Errada, porque não é necessária assistência do representante legal de Mário para que o ato obrigue João, se o mandatário atuou dentro dos poderes conferidos.
- C)O contrato de mandato celebrado entre João da Silva e Mário é válido, porém o contrato celebrado entre Mário e a sociedade empresária ABC é inválido, visto a incapacidade relativa de Mário.
Errada, porque o mandato com relativamente incapaz pode ser válido e o contrato com terceiros também pode ser válido se praticado dentro dos poderes.
- D)O contrato de mandato celebrado entre João da Silva e Mário não foi aperfeiçoado, pois Mário nunca aceitou expressamente o mandato.
Errada, porque a aceitação do mandato pode ser tácita, não sendo indispensável manifestação expressa.
- E)O contrato celebrado entre Mário e a sociedade empresária ABC é válido e obriga João da Silva nos exatos termos dos poderes conferidos por ele à Mário.

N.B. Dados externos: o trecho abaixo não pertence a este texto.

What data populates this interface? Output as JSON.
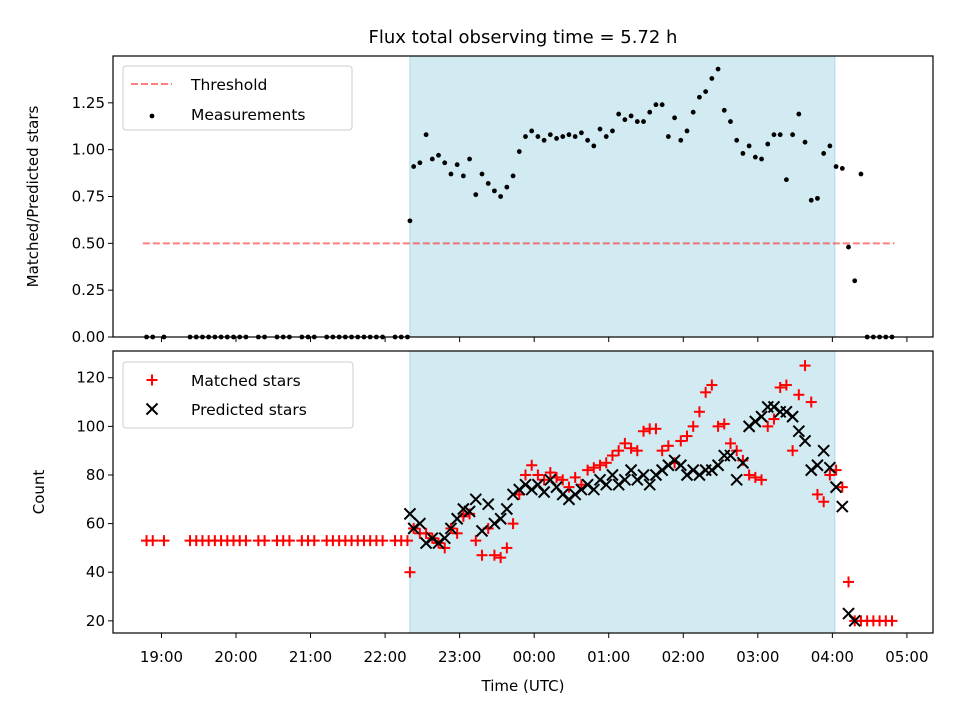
{
  "title": "Flux total observing time = 5.72 h",
  "colors": {
    "shade": "#add8e6",
    "threshold": "#ff0000",
    "measurement": "#000000",
    "matched": "#ff0000",
    "predicted": "#000000"
  },
  "chart_data": [
    {
      "type": "scatter",
      "panel": "top",
      "ylabel": "Matched/Predicted stars",
      "xlim_hours": [
        18.35,
        29.35
      ],
      "ylim": [
        0,
        1.5
      ],
      "yticks": [
        0.0,
        0.25,
        0.5,
        0.75,
        1.0,
        1.25
      ],
      "ytick_labels": [
        "0.00",
        "0.25",
        "0.50",
        "0.75",
        "1.00",
        "1.25"
      ],
      "shaded_region": [
        "22:20",
        "04:02"
      ],
      "legend": {
        "placement": "upper-left",
        "entries": [
          "Threshold",
          "Measurements"
        ]
      },
      "threshold": {
        "name": "Threshold",
        "x": [
          "18:45",
          "04:50"
        ],
        "y": 0.5
      },
      "series": [
        {
          "name": "Measurements",
          "x": [
            "18:48",
            "18:53",
            "19:02",
            "19:23",
            "19:28",
            "19:33",
            "19:38",
            "19:43",
            "19:48",
            "19:53",
            "19:58",
            "20:03",
            "20:08",
            "20:18",
            "20:23",
            "20:33",
            "20:38",
            "20:43",
            "20:53",
            "20:58",
            "21:03",
            "21:13",
            "21:18",
            "21:23",
            "21:28",
            "21:33",
            "21:38",
            "21:43",
            "21:48",
            "21:53",
            "21:58",
            "22:08",
            "22:13",
            "22:18",
            "22:20",
            "22:23",
            "22:28",
            "22:33",
            "22:38",
            "22:43",
            "22:48",
            "22:53",
            "22:58",
            "23:03",
            "23:08",
            "23:13",
            "23:18",
            "23:23",
            "23:28",
            "23:33",
            "23:38",
            "23:43",
            "23:48",
            "23:53",
            "23:58",
            "00:03",
            "00:08",
            "00:13",
            "00:18",
            "00:23",
            "00:28",
            "00:33",
            "00:38",
            "00:43",
            "00:48",
            "00:53",
            "00:58",
            "01:03",
            "01:08",
            "01:13",
            "01:18",
            "01:23",
            "01:28",
            "01:33",
            "01:38",
            "01:43",
            "01:48",
            "01:53",
            "01:58",
            "02:03",
            "02:08",
            "02:13",
            "02:18",
            "02:23",
            "02:28",
            "02:33",
            "02:38",
            "02:43",
            "02:48",
            "02:53",
            "02:58",
            "03:03",
            "03:08",
            "03:13",
            "03:18",
            "03:23",
            "03:28",
            "03:33",
            "03:38",
            "03:43",
            "03:48",
            "03:53",
            "03:58",
            "04:03",
            "04:08",
            "04:13",
            "04:18",
            "04:23",
            "04:28",
            "04:33",
            "04:38",
            "04:43",
            "04:48"
          ],
          "y": [
            0,
            0,
            0,
            0,
            0,
            0,
            0,
            0,
            0,
            0,
            0,
            0,
            0,
            0,
            0,
            0,
            0,
            0,
            0,
            0,
            0,
            0,
            0,
            0,
            0,
            0,
            0,
            0,
            0,
            0,
            0,
            0,
            0,
            0,
            0.62,
            0.91,
            0.93,
            1.08,
            0.95,
            0.97,
            0.93,
            0.87,
            0.92,
            0.86,
            0.95,
            0.76,
            0.87,
            0.82,
            0.78,
            0.75,
            0.8,
            0.86,
            0.99,
            1.07,
            1.1,
            1.07,
            1.05,
            1.08,
            1.06,
            1.07,
            1.08,
            1.07,
            1.09,
            1.05,
            1.02,
            1.11,
            1.07,
            1.1,
            1.19,
            1.16,
            1.18,
            1.15,
            1.15,
            1.2,
            1.24,
            1.24,
            1.07,
            1.17,
            1.05,
            1.1,
            1.2,
            1.28,
            1.31,
            1.38,
            1.43,
            1.21,
            1.15,
            1.05,
            0.98,
            1.02,
            0.96,
            0.95,
            1.03,
            1.08,
            1.08,
            0.84,
            1.08,
            1.19,
            1.04,
            0.73,
            0.74,
            0.98,
            1.02,
            0.91,
            0.9,
            0.48,
            0.3,
            0.87,
            0,
            0,
            0,
            0,
            0
          ]
        }
      ]
    },
    {
      "type": "scatter",
      "panel": "bottom",
      "xlabel": "Time (UTC)",
      "ylabel": "Count",
      "xlim_hours": [
        18.35,
        29.35
      ],
      "ylim": [
        15,
        131
      ],
      "yticks": [
        20,
        40,
        60,
        80,
        100,
        120
      ],
      "xtick_labels": [
        "19:00",
        "20:00",
        "21:00",
        "22:00",
        "23:00",
        "00:00",
        "01:00",
        "02:00",
        "03:00",
        "04:00",
        "05:00"
      ],
      "shaded_region": [
        "22:20",
        "04:02"
      ],
      "legend": {
        "placement": "upper-left",
        "entries": [
          "Matched stars",
          "Predicted stars"
        ]
      },
      "series": [
        {
          "name": "Matched stars",
          "marker": "plus",
          "x": [
            "18:48",
            "18:53",
            "19:02",
            "19:23",
            "19:28",
            "19:33",
            "19:38",
            "19:43",
            "19:48",
            "19:53",
            "19:58",
            "20:03",
            "20:08",
            "20:18",
            "20:23",
            "20:33",
            "20:38",
            "20:43",
            "20:53",
            "20:58",
            "21:03",
            "21:13",
            "21:18",
            "21:23",
            "21:28",
            "21:33",
            "21:38",
            "21:43",
            "21:48",
            "21:53",
            "21:58",
            "22:08",
            "22:13",
            "22:18",
            "22:20",
            "22:23",
            "22:28",
            "22:33",
            "22:38",
            "22:43",
            "22:48",
            "22:53",
            "22:58",
            "23:03",
            "23:08",
            "23:13",
            "23:18",
            "23:23",
            "23:28",
            "23:33",
            "23:38",
            "23:43",
            "23:48",
            "23:53",
            "23:58",
            "00:03",
            "00:08",
            "00:13",
            "00:18",
            "00:23",
            "00:28",
            "00:33",
            "00:38",
            "00:43",
            "00:48",
            "00:53",
            "00:58",
            "01:03",
            "01:08",
            "01:13",
            "01:18",
            "01:23",
            "01:28",
            "01:33",
            "01:38",
            "01:43",
            "01:48",
            "01:53",
            "01:58",
            "02:03",
            "02:08",
            "02:13",
            "02:18",
            "02:23",
            "02:28",
            "02:33",
            "02:38",
            "02:43",
            "02:48",
            "02:53",
            "02:58",
            "03:03",
            "03:08",
            "03:13",
            "03:18",
            "03:23",
            "03:28",
            "03:33",
            "03:38",
            "03:43",
            "03:48",
            "03:53",
            "03:58",
            "04:03",
            "04:08",
            "04:13",
            "04:18",
            "04:23",
            "04:28",
            "04:33",
            "04:38",
            "04:43",
            "04:48"
          ],
          "y": [
            53,
            53,
            53,
            53,
            53,
            53,
            53,
            53,
            53,
            53,
            53,
            53,
            53,
            53,
            53,
            53,
            53,
            53,
            53,
            53,
            53,
            53,
            53,
            53,
            53,
            53,
            53,
            53,
            53,
            53,
            53,
            53,
            53,
            53,
            40,
            58,
            56,
            56,
            54,
            52,
            50,
            58,
            56,
            63,
            64,
            53,
            47,
            58,
            47,
            46,
            50,
            60,
            72,
            80,
            84,
            80,
            78,
            81,
            79,
            78,
            75,
            79,
            76,
            82,
            83,
            84,
            85,
            88,
            90,
            93,
            91,
            90,
            98,
            99,
            99,
            90,
            92,
            85,
            94,
            96,
            100,
            106,
            114,
            117,
            100,
            101,
            93,
            90,
            86,
            80,
            79,
            78,
            100,
            103,
            116,
            117,
            90,
            113,
            125,
            110,
            72,
            69,
            80,
            82,
            75,
            36,
            20,
            20,
            20,
            20,
            20,
            20,
            20
          ]
        },
        {
          "name": "Predicted stars",
          "marker": "x",
          "x": [
            "22:20",
            "22:23",
            "22:28",
            "22:33",
            "22:38",
            "22:43",
            "22:48",
            "22:53",
            "22:58",
            "23:03",
            "23:08",
            "23:13",
            "23:18",
            "23:23",
            "23:28",
            "23:33",
            "23:38",
            "23:43",
            "23:48",
            "23:53",
            "23:58",
            "00:03",
            "00:08",
            "00:13",
            "00:18",
            "00:23",
            "00:28",
            "00:33",
            "00:38",
            "00:43",
            "00:48",
            "00:53",
            "00:58",
            "01:03",
            "01:08",
            "01:13",
            "01:18",
            "01:23",
            "01:28",
            "01:33",
            "01:38",
            "01:43",
            "01:48",
            "01:53",
            "01:58",
            "02:03",
            "02:08",
            "02:13",
            "02:18",
            "02:23",
            "02:28",
            "02:33",
            "02:38",
            "02:43",
            "02:48",
            "02:53",
            "02:58",
            "03:03",
            "03:08",
            "03:13",
            "03:18",
            "03:23",
            "03:28",
            "03:33",
            "03:38",
            "03:43",
            "03:48",
            "03:53",
            "03:58",
            "04:03",
            "04:08",
            "04:13",
            "04:18"
          ],
          "y": [
            64,
            58,
            60,
            52,
            54,
            52,
            54,
            58,
            62,
            66,
            65,
            70,
            57,
            68,
            60,
            62,
            66,
            72,
            74,
            76,
            74,
            76,
            73,
            78,
            75,
            72,
            70,
            72,
            74,
            76,
            74,
            78,
            76,
            80,
            76,
            78,
            82,
            78,
            80,
            76,
            80,
            82,
            84,
            86,
            84,
            80,
            82,
            80,
            82,
            82,
            84,
            88,
            88,
            78,
            85,
            100,
            102,
            104,
            108,
            108,
            106,
            106,
            104,
            98,
            94,
            82,
            84,
            90,
            83,
            75,
            67,
            23,
            20
          ]
        }
      ]
    }
  ]
}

Certa, porque Mário agiu dentro dos poderes outorgados e, nessa hipótese, o negócio vincula o mandante nos exatos limites da procuração.
Gabarito: E
No mandato, a ideia central é simples: uma pessoa (mandante) entrega poderes para outra (mandatário) agir em seu nome. E aqui vem o ponto que costuma derrubar muita gente: o mandatário pode, sim, ser relativamente incapaz, porque o Código Civil admite que o mandato seja outorgado a quem não tenha plena capacidade, desde que o ato seja compatível com a situação e com os poderes conferidos. A incapacidade relativa não contamina, por si só, o contrato de mandato. Além disso, a aceitação do mandato não precisa ser necessariamente expressa. Ela pode ser tácita, quando o comportamento do mandatário revela a concordância com a procuração e com o encargo recebido. Então, não há nulidade só porque Mário não assinou um “sim, aceito” formal. No caso, João deu poderes por instrumento particular com os requisitos do art. 654 do Código Civil, e Mário celebrou o contrato de fornecimento exatamente dentro da extensão dos poderes recebidos. Isso importa muito: quem contrata com o mandatário, em regra, fica vinculado ao mandante quando o ato está dentro dos poderes outorgados. É o clássico efeito da representação previsto nos arts. 653 e seguintes do CC. Por isso, a alternativa correta é a E: o contrato celebrado por Mário com a sociedade empresária ABC é válido e obriga João da Silva nos exatos termos da procuração. O detalhe da idade de Mário não impede o negócio, e a comunicação imediata ao mandante só reforça que ele atuou dentro da representação conferida.